If a person stays in a nursing home long-term, then she must either pay for that care herself, that is, private pay, or qualify for Medicaid benefits.  Medicaid is a federal-state cooperative health insurance program for needy individuals.

My mom’s current situation has, once again, brought an issue to the forefront for me that I know a great number of my clients experience.  When a nursing home resident is receiving rehab, Medicare is paying for the rehab, and the patient’s family is probably happy because not only is that care being paid for by Medicare but the family believes that their loved one is getting better or on her way to getting better.

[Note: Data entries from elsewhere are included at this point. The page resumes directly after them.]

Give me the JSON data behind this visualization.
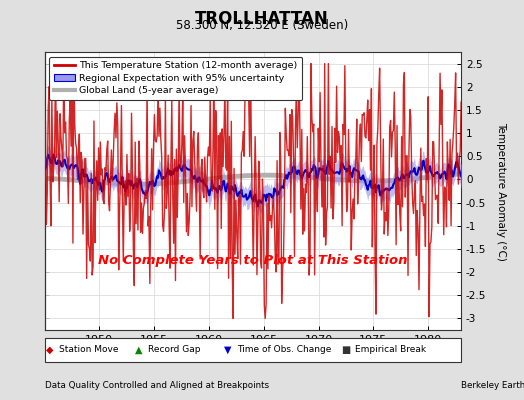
{
  "title": "TROLLHATTAN",
  "subtitle": "58.300 N, 12.320 E (Sweden)",
  "ylabel": "Temperature Anomaly (°C)",
  "xlabel_note": "Data Quality Controlled and Aligned at Breakpoints",
  "credit": "Berkeley Earth",
  "no_data_text": "No Complete Years to Plot at This Station",
  "year_start": 1945.0,
  "year_end": 1983.0,
  "ylim": [
    -3.25,
    2.75
  ],
  "yticks": [
    -3,
    -2.5,
    -2,
    -1.5,
    -1,
    -0.5,
    0,
    0.5,
    1,
    1.5,
    2,
    2.5
  ],
  "xticks": [
    1950,
    1955,
    1960,
    1965,
    1970,
    1975,
    1980
  ],
  "bg_color": "#e0e0e0",
  "plot_bg_color": "#ffffff",
  "regional_color": "#0000cc",
  "regional_fill_color": "#9999ee",
  "station_color": "#cc0000",
  "global_color": "#b0b0b0",
  "global_linewidth": 3.5,
  "regional_linewidth": 1.5,
  "station_linewidth": 1.0,
  "seed": 17
}
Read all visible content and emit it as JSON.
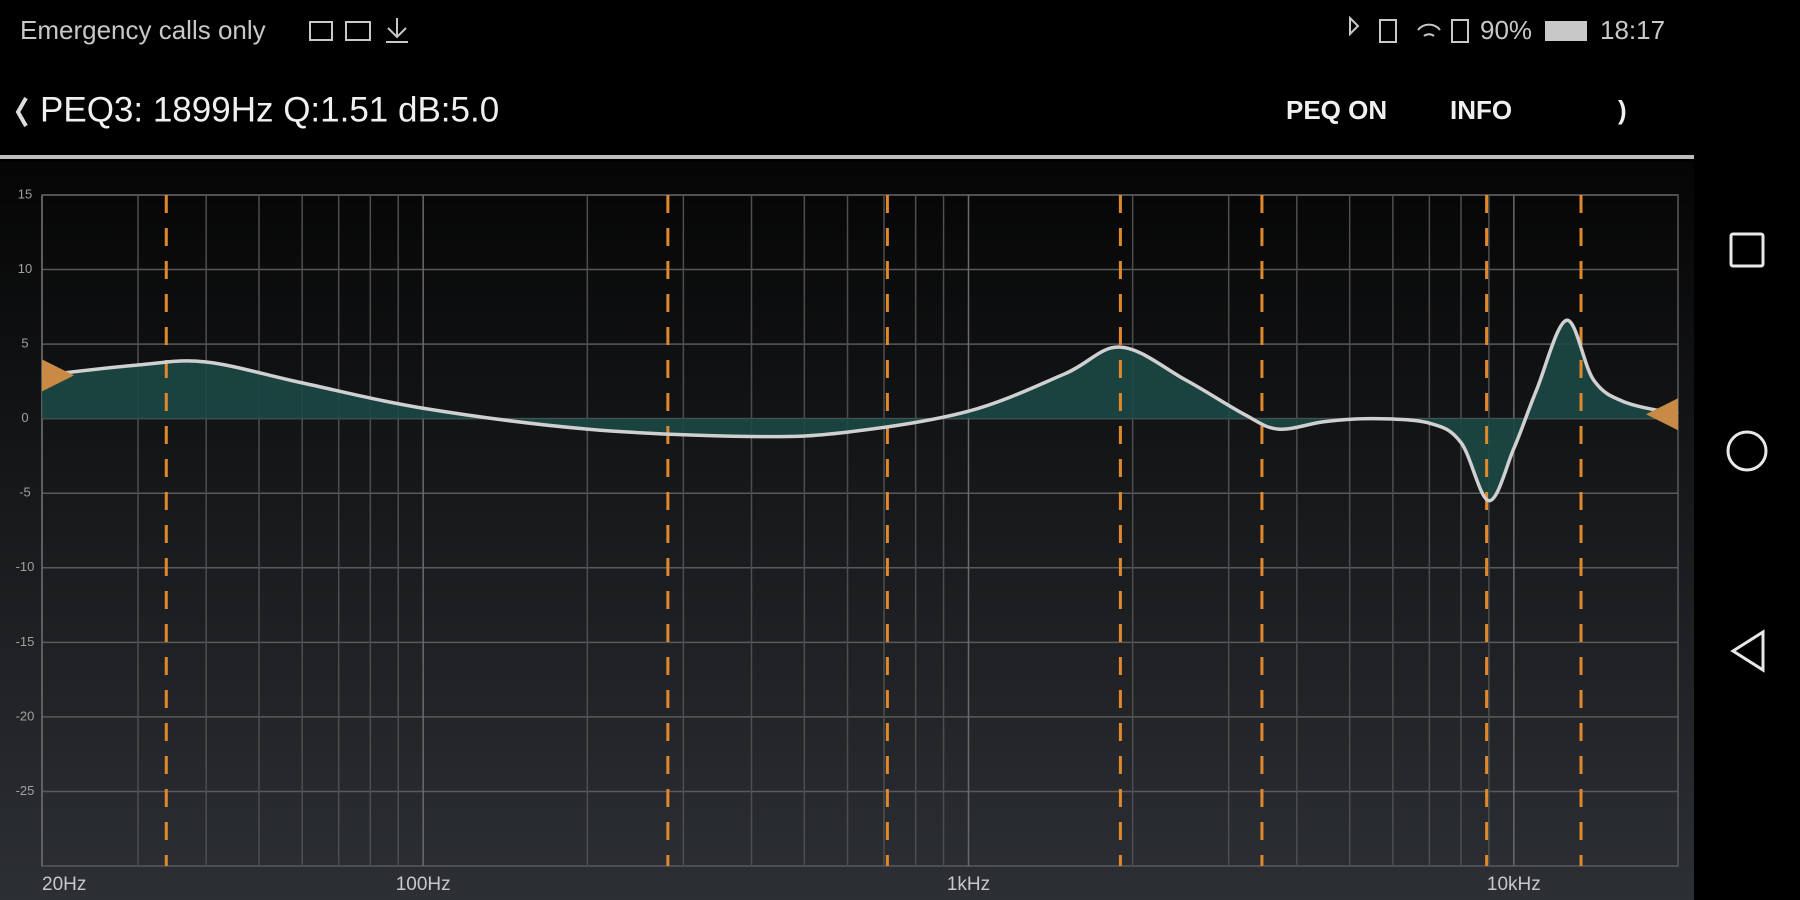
{
  "status_bar": {
    "carrier": "Emergency calls only",
    "battery": "90%",
    "time": "18:17"
  },
  "toolbar": {
    "title": "PEQ3: 1899Hz Q:1.51 dB:5.0",
    "actions": [
      "PEQ ON",
      "INFO",
      ")"
    ]
  },
  "chart_data": {
    "type": "line",
    "xscale": "log",
    "x": [
      20,
      30,
      40,
      60,
      100,
      200,
      400,
      600,
      1000,
      1500,
      1899,
      2500,
      3200,
      3700,
      4500,
      5500,
      7000,
      8000,
      9000,
      10000,
      11000,
      12500,
      14000,
      16000,
      20000
    ],
    "values": [
      2.9,
      3.6,
      3.8,
      2.4,
      0.7,
      -0.7,
      -1.2,
      -0.9,
      0.5,
      3.0,
      4.8,
      2.6,
      0.3,
      -0.7,
      -0.2,
      0,
      -0.3,
      -1.6,
      -5.5,
      -2.0,
      1.9,
      6.6,
      2.6,
      1.1,
      0.3
    ],
    "color": "#d0d0d0",
    "fill_color": "#1c4845",
    "filters": [
      33.8,
      281,
      710,
      1899,
      3452,
      8914,
      13280
    ],
    "filter_color": "#e0892c",
    "xlim": [
      20,
      20000
    ],
    "ylim": [
      -30,
      15
    ],
    "xticks": [
      {
        "value": 20,
        "label": "20Hz"
      },
      {
        "value": 100,
        "label": "100Hz"
      },
      {
        "value": 1000,
        "label": "1kHz"
      },
      {
        "value": 10000,
        "label": "10kHz"
      }
    ],
    "xminor": [
      30,
      40,
      50,
      60,
      70,
      80,
      90,
      200,
      300,
      400,
      500,
      600,
      700,
      800,
      900,
      2000,
      3000,
      4000,
      5000,
      6000,
      7000,
      8000,
      9000
    ],
    "yticks": [
      15,
      10,
      5,
      0,
      -5,
      -10,
      -15,
      -20,
      -25
    ],
    "grid": true
  }
}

Those good feelings can come to an abrupt end.  The facility is obligated to inform the family when the facility believes that Medicare will no longer pay for the rehab.  The facility is not saying that Medicare will not pay for the care.  The facility is merely stating that in its opinion, it believes that Medicare will not pay for the care any longer.  The facility must give the patient or the family representative one day’s notice of when it believes Medicare will no longer pay for the rehab.

The patient has the right to appeal the facility’s decision to terminate Medicare services.  The appeal is called a “demand bill.”  In most cases, the demand bill is submitted to a Quality Improvement Organization (“QIO”), a third-party company that is contracted to handle this type of appeal.

The patient has the right to request an expedited appeal.  In many cases, the patient will be informed of a decision in a matter of days.  There is no formal hearing.  Very little “evidence” is presented to the QIO.  From what I can tell, the QIO simply takes a second look at the decision to terminate Medicare rehabilitative services and either agrees with that decision or overturns that decision.

If the QIO rules in favor of the patient, she will receive more Medicare-covered rehabilitative services, but never more than the 100 day maximum.

I have read that most demand bill appeals are successful.  In my mother’s case, hers was successful, and I obtained more Medicare-covered rehabilitative services for her.  I’d like to say it was because I’m a terrific elder law attorney (because I am … at least my mom thinks so), but the fact of the matter is, I found the entire process confusing.

One thing I can tell you is, the process happens quickly.  The nursing home is required to give you only one day’s notice, and you only have two calendar days to file the appeal.  My mother was notified Saturday afternoon and by the time I called the QIO on Monday afternoon, they were telling me I was late.  I had to jump through a few additional hoops to get things done.